I don't event know who would I sue and I doubt it would stop anyone from using alternative to my binaries once published.
The publisher of the alternatives, and force them to take them down and pay the damages. Of course someone might re-upload them, but software piracy is not new, and whats the difference if someone uploads your binaries illegally, or remakes?
It's more about identification than stealing or copying the code. I don't want third parties to know what my binary actually does to accomplish the task, I don't want them to know what libraries I used etc. There is no need to put "why_do_i_see_this_in_binary_file" as plain text into the binary.
I think programmers should always be quite transparent about the used libraries and technologies. As a programmer you are liable to develop your applications according to the state of the art, and the best way to ensure that is IMHO to provide transparency about the used technologies, libraries and any third party tools you use.
If I get served an application that uses QT4 (which is EOL) I want to know that, because this is clearly a breach of the state of the art requirement. So there should either be a very good reason, or I need to explicetly consent to using this outdated piece library within that codebase.

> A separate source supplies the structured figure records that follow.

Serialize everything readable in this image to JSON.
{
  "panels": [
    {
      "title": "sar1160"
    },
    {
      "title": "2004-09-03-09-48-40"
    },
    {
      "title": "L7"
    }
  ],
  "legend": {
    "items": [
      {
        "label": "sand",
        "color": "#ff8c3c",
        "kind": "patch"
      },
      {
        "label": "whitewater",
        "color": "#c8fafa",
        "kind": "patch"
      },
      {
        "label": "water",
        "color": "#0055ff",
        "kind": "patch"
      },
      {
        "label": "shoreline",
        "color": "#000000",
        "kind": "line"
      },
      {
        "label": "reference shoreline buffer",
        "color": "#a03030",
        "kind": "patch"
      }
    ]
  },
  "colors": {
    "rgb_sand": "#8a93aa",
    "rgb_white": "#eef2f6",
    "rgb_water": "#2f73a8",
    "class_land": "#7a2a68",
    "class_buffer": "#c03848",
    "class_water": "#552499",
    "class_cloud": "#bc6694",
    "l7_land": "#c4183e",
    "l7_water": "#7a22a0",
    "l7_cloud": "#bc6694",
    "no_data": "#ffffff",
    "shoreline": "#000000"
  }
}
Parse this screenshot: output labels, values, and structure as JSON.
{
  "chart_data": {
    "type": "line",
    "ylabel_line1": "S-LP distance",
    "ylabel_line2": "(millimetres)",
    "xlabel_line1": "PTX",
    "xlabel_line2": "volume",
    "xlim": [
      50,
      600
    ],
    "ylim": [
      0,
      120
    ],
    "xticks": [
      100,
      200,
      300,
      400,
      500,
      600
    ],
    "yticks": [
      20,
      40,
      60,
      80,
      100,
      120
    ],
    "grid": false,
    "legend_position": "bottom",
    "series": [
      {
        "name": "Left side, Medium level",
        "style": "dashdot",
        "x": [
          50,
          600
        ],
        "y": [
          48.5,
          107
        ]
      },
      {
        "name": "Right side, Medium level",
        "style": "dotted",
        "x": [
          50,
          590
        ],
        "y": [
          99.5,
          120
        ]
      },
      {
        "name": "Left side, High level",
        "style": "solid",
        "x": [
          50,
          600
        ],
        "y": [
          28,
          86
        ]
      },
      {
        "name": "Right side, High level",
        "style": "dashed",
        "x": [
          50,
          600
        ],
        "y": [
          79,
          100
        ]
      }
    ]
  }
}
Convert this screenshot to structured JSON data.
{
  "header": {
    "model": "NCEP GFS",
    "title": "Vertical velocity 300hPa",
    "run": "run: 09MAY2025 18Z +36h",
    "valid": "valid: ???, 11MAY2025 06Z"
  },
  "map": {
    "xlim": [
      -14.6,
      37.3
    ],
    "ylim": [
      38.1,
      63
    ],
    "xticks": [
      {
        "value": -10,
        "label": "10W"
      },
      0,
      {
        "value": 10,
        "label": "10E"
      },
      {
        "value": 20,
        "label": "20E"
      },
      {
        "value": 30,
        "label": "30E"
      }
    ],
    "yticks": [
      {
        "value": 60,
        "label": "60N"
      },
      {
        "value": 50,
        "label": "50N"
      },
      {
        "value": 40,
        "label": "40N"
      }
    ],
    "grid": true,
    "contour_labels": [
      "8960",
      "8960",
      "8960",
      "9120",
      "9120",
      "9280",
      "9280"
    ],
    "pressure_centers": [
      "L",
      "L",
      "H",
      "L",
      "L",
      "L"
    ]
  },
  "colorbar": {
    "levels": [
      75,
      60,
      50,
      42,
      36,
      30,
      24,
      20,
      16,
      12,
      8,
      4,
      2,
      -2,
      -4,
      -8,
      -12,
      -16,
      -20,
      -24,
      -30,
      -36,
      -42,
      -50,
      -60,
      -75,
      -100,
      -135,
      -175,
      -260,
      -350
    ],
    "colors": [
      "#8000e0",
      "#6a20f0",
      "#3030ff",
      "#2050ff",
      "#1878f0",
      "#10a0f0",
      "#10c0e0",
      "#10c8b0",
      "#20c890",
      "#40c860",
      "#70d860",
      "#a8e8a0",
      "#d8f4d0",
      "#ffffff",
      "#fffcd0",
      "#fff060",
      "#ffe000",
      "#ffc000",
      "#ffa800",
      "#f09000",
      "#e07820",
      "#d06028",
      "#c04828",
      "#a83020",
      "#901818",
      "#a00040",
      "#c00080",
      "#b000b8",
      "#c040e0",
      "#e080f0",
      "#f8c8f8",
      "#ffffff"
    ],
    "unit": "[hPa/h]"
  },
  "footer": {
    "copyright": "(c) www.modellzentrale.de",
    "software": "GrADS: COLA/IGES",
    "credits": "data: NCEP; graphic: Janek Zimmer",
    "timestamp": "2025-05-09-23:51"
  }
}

I should not be required to blindly trust the other party of a trade that they do what they promise, I want to have as much power as possible to verify if the other party fulfills their requirements
I've looked around the net on this subject and there seems to be more against it than for it, exactly for the reasons of prying eyes and bloat.
Whenever someone uses the word "bloat" with respect to code generation I instinctively start rolling my eyes. In the 25 years I own my own computer now, I never ever was in the situation where I ran out of memory because of executable size. Currently I have 2 512GB SSDs. Most of the memory consumption on that are assets, like graphics, sounds, videos, etc. or private documents (music files, pictures, etc.) If I run out of memory, I don't start deleting "bloated" executables, I start deleting those, like the songs I least listen too.
A 1 TB SSD costs 80€, which means that the price per byte is 10^-12€. Bloat is not a problem, except maybe in very fringe cases like microcontroller development, but there I would argue it is better to have special tooling for such special requirements.
Lastly the thing about RTTI, it can only work well if it is enabled by default. If you add RTTI only to type which explicetly enable it, it means you can never use RTTI together with legacy code.
I think there may be a case for having an opt out method, either for specific types or as a global switch, but there is the question if some internal libraries like the RTL may require it, which makes turning it off infeasable.